Rescue and recovery missions are still going on (though, at the time of posting this article, I suspect that they’ve dwindled down quite a bit).
If you want to help remotely:
Spread information about what happened and what can be done to help.
The Red Cross, as it often is, is accepting monetary donations. Several local churches are as well. And there are of course several affected families asking for help on sites like Youcaring and Gofundme.
If you are able to ship items, many local shelters (such as the Lamar Dixon Expo Center, the field house of LSU Campus, the Fellowship Church in Prairieville, and the numerous Red Cross shelters across the state, among multiple others) need baby formula, food, pet food, toiletries, clothing, shoes, undergarments, towels, blankets, matches, water, and just about anything that you can send. One local resident is collecting school uniforms (in this area, that entails navy polo shirts, khaki bottoms and dresses, white, black, or blue socks, blue, black, or brown belts, closed-toe shoes, and, of course, underwear). You can also email Louisianafloodrelief@gmail.com for information on where to bring items.
Advocate for better drainage systems and a more efficient management of pumps and levees (admittedly, our state has done a lot of work in this area over the past few decades, and the people who have made this work possible are worthy of praise. But as with anything, there is work still to be done).

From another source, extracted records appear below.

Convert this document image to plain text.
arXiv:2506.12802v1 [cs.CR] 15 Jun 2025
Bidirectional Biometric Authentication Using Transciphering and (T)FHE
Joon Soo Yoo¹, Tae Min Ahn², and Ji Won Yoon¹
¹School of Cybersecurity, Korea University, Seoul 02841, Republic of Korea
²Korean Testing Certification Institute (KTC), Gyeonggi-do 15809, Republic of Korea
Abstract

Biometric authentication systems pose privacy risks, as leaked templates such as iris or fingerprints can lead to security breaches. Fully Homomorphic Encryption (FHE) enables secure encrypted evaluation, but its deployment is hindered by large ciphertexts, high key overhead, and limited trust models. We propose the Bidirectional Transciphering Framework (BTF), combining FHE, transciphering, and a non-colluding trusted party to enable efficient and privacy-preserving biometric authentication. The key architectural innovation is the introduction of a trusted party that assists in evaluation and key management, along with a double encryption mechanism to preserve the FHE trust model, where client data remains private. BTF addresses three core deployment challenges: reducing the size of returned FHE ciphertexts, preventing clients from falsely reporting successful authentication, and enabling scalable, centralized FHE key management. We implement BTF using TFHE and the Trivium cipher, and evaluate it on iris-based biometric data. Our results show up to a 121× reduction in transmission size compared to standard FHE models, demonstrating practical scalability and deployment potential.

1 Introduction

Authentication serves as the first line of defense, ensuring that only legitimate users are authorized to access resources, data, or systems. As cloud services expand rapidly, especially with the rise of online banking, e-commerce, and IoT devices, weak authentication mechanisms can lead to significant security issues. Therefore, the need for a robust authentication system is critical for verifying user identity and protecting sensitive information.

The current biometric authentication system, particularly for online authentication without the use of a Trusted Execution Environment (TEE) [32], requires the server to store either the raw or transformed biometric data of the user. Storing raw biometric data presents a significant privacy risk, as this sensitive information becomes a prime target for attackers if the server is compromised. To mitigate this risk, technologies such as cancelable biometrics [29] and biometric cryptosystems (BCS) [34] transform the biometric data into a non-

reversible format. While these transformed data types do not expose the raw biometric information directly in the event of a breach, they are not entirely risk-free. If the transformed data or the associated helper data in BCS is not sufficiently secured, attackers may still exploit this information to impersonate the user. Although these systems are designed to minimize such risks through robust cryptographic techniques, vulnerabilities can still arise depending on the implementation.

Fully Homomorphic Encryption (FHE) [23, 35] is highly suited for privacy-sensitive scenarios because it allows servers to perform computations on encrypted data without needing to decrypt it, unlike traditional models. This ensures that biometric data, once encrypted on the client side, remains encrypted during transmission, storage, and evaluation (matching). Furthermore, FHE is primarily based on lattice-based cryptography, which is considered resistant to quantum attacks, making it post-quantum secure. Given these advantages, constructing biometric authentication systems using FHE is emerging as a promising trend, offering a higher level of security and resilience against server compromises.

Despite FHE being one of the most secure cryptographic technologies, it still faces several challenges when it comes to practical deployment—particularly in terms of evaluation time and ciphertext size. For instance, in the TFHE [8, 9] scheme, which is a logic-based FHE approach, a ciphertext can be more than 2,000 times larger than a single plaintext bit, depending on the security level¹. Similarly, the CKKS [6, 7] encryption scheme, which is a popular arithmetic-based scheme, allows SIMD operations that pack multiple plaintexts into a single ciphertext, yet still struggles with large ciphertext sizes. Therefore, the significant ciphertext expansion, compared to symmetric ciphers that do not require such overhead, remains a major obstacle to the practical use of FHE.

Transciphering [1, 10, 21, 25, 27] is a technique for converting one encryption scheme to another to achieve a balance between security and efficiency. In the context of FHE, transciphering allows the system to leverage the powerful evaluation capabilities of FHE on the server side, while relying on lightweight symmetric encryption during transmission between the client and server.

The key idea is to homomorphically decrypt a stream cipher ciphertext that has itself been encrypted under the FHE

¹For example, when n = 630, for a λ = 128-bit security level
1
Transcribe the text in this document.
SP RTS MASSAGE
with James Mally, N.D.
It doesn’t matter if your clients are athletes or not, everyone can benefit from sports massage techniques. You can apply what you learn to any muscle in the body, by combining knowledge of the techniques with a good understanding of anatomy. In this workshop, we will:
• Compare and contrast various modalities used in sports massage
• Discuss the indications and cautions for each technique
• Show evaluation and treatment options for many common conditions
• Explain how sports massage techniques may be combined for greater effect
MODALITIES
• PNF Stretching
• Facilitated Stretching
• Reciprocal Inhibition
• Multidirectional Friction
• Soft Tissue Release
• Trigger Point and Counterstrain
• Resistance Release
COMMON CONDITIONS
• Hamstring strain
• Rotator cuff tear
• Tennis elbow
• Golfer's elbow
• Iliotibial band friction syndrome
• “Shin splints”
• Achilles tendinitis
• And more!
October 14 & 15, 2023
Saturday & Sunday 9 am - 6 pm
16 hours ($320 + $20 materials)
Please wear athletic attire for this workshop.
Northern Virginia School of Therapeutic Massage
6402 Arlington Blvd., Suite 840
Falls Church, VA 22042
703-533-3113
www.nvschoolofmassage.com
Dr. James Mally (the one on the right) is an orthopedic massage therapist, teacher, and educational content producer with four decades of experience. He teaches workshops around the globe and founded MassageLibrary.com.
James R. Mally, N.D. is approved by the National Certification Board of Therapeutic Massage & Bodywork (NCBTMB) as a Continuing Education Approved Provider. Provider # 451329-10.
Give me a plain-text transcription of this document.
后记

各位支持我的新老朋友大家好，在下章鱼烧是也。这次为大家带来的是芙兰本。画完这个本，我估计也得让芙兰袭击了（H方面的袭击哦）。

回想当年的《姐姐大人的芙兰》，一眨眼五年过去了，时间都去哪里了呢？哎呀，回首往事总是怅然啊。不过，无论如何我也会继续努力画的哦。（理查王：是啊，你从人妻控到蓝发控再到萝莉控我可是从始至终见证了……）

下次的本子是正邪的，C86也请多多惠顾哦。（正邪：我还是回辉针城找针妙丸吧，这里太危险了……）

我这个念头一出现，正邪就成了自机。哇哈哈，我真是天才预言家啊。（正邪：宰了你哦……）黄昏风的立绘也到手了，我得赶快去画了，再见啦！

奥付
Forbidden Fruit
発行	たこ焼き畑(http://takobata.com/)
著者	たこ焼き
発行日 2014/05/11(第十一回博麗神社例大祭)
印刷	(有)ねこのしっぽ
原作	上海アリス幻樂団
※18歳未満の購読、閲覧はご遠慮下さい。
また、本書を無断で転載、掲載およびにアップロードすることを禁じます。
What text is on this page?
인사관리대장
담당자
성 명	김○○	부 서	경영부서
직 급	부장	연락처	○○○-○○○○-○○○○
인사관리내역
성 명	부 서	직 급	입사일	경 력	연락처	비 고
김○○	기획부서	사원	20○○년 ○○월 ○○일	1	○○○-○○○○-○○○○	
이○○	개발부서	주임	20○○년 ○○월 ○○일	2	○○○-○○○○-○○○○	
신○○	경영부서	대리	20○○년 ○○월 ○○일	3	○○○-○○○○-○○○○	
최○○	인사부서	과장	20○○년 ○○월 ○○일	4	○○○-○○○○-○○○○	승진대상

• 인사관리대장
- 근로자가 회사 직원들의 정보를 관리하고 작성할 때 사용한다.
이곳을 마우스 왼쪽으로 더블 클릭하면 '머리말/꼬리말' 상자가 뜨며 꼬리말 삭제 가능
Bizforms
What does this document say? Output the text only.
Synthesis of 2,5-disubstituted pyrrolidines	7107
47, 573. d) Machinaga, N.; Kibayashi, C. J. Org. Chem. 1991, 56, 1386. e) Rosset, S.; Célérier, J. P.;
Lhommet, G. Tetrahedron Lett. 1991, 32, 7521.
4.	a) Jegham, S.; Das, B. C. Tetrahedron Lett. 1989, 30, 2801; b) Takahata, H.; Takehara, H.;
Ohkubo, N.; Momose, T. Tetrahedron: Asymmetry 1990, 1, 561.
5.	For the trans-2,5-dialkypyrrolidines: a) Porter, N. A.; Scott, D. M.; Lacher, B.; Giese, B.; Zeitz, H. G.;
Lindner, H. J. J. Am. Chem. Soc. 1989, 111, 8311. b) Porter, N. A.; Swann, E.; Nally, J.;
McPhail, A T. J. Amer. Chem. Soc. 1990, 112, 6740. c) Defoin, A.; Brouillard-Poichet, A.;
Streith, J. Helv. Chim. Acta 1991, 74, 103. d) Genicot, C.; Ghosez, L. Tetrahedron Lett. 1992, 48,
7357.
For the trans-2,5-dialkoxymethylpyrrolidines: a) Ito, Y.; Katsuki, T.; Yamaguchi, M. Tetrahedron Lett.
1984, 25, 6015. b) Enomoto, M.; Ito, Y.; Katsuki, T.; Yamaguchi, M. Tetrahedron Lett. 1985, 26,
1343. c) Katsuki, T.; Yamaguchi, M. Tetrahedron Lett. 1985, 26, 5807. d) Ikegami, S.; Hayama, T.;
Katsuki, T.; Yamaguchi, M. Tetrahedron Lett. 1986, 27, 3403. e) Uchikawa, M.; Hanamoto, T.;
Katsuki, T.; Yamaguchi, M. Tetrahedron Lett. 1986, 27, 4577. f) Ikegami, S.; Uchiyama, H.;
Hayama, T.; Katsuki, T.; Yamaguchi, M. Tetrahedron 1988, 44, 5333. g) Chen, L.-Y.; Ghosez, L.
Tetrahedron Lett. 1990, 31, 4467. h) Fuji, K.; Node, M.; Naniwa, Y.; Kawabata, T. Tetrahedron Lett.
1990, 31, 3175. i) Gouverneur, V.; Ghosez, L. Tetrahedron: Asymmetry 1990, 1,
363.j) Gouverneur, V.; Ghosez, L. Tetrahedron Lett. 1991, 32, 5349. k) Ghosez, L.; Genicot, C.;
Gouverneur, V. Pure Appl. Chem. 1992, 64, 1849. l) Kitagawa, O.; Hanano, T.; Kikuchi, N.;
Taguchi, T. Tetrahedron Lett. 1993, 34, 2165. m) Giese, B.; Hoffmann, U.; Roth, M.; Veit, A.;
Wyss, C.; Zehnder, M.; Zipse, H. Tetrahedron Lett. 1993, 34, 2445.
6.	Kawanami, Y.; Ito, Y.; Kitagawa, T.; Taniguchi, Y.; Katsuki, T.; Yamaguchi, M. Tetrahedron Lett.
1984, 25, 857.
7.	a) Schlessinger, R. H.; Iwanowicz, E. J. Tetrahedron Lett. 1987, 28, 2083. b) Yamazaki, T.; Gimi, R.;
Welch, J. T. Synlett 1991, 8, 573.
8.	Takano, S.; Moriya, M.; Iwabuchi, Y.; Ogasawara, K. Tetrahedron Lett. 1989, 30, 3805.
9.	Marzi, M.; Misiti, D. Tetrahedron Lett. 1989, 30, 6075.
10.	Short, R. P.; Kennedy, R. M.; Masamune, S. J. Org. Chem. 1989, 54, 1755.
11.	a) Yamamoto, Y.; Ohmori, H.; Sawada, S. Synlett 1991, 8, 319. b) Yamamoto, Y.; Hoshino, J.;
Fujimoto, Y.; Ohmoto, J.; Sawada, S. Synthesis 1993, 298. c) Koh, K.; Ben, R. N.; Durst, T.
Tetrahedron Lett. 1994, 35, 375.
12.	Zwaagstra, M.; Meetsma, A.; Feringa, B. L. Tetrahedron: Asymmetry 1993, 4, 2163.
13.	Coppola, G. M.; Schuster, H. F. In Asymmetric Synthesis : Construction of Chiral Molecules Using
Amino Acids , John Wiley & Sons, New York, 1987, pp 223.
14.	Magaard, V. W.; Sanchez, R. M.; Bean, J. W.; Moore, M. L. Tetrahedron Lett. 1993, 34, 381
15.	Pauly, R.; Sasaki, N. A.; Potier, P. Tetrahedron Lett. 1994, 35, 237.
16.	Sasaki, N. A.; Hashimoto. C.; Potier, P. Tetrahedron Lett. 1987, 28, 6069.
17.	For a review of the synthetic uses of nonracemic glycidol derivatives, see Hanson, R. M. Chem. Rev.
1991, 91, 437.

Advocate for a more cohesive emergency plan with a better management of volunteers. There were many volunteers operating without guidance and who had loads of rescued people and no idea where to bring them. There were areas where willing and able people with boats ready who had to wait hours before they could help due to the group having a total of five spare radios between them.
Advocate for the engineers and architects of today and tomorrow to have the resources and training available to build even more flood-resistant structures.
If you live in an area where flood-prevention and flood-management work effectively, get in touch with our elected officials, our departments, our Secretary of State and the offices that fall under that, our congressmen, our governor’s office, and tell them what works for your area and how. Spread knowledge and share innovation.
Louisiana and its residents have done a great job dealing with the flood. Local and national disaster relief services and law enforcement have done incredible work. But we can hopefully do more to prevent these types of floods in the future and respond even more quickly when they do happen.
Thank you for listening, and thank you for caring.